Novo-Andean Cuisine

Novo-Andean cuisine is a new culinary style born in Peru that aims to recreate cooking customs of the pre-Hispanic past and rediscover many authentic local ingredients. This recreation of Andean cuisine includes other elements from the European culture. What better way could there be to combine healthy cooking with Novo-Andean flavors expressed through a highly-varied range of dishes that delight even the most discerning palates?

Metropolitan Lima

In recent decades, Peruvian chefs have returned to the ingredients used by their ancestors, prior to Spanish influences, and successfully incorporated them into international gastronomy. A new culinary style emerged, using cooking traditions from pre-Hispanic Peru. A gentle harmony of flavors has been crafted by using only a little seasoning, low fat ingredients and light cooking.

Some Novo-Andean dishes include:

Starters and soups: Antojos de queso (cheese and spinach rolls) in passion fruit sauce, fresh salad of snails with quinoa, cheese and barley leaf flan, yucca cake, celery and leek cream with barley leaves.
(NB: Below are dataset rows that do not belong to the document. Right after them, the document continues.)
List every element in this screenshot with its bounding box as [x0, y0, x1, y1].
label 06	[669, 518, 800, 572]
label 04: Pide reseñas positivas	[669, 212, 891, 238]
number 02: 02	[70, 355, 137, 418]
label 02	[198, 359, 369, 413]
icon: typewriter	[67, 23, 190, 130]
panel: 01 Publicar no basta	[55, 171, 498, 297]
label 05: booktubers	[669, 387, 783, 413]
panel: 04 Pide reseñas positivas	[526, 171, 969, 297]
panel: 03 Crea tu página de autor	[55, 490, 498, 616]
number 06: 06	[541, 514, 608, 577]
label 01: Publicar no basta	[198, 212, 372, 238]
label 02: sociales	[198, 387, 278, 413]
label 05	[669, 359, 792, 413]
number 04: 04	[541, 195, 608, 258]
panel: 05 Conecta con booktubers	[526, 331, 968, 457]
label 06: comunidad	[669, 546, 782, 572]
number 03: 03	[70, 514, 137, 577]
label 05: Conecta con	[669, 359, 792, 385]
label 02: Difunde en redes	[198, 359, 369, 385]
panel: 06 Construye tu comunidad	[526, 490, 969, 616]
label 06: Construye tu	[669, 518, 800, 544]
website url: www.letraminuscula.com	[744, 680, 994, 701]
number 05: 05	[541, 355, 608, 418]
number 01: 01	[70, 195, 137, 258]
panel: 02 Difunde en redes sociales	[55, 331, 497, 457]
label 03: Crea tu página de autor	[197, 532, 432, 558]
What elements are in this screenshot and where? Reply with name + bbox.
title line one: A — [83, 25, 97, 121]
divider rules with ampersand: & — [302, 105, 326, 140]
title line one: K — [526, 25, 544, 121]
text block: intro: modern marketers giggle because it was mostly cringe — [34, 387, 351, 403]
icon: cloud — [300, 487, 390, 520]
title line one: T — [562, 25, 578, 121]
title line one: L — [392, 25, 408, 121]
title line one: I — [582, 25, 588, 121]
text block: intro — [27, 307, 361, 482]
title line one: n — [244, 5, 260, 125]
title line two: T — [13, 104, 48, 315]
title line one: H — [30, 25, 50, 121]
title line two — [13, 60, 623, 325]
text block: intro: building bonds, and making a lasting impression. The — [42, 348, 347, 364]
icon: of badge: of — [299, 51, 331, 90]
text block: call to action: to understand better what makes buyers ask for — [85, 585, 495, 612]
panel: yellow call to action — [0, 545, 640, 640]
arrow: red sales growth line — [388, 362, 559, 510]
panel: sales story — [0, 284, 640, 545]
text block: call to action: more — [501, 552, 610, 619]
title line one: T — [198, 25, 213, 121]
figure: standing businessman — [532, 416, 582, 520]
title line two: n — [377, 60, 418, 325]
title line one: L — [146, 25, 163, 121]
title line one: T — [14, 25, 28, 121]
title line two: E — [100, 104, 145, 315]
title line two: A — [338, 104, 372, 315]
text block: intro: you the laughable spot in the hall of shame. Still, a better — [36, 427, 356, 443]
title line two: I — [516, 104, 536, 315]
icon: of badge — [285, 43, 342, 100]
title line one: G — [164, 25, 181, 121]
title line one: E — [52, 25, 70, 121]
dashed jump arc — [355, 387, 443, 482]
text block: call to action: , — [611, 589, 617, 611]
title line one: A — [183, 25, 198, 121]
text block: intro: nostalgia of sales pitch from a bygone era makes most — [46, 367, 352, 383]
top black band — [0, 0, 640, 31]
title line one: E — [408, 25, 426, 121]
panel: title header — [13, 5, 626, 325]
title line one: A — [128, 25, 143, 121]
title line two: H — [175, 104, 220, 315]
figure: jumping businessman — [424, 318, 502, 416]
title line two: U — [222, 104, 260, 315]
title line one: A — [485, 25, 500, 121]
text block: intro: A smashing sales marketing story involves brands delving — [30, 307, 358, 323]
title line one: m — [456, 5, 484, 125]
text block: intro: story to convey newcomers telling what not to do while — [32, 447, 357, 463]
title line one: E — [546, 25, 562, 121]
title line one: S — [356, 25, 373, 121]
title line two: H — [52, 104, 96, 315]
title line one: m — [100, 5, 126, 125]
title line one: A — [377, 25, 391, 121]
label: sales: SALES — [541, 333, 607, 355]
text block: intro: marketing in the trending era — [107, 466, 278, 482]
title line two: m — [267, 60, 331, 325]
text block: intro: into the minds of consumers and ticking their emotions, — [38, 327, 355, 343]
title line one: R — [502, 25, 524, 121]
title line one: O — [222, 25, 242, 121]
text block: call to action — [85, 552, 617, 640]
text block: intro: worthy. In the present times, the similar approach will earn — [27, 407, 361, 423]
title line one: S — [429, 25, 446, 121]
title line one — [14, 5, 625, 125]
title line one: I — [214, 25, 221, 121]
Main courses: Grilled alpaca, pickled fish with carob, reventón ayacuchano (with the same ingredients as the pachamanca and sancochado, but in a clay pot, with sauces), quinoa risotto, yucca and dried potato carapulcra, cuy in oyster sauce and squid with veal.

Desserts: Quinoa imperial (with milk and passion fruit jelly), quinoa and guanábana foam, oca tart (made from oca and chirimoya), misky súmac (made from kiwicha), cañihua porridge and pacae nougat.

Drinks: Physalis fruit shake; chichi, or liquor, made from quinoa, mamey, grapes and cañihua; maca sour and other sours made from Andean or Amazonian fruits; tumbo frozen etc.

General Information:

Novo-Andean cuisine can be found in 5-star hotels and specific restaurants in Lima, which offer an impressive array of dishes.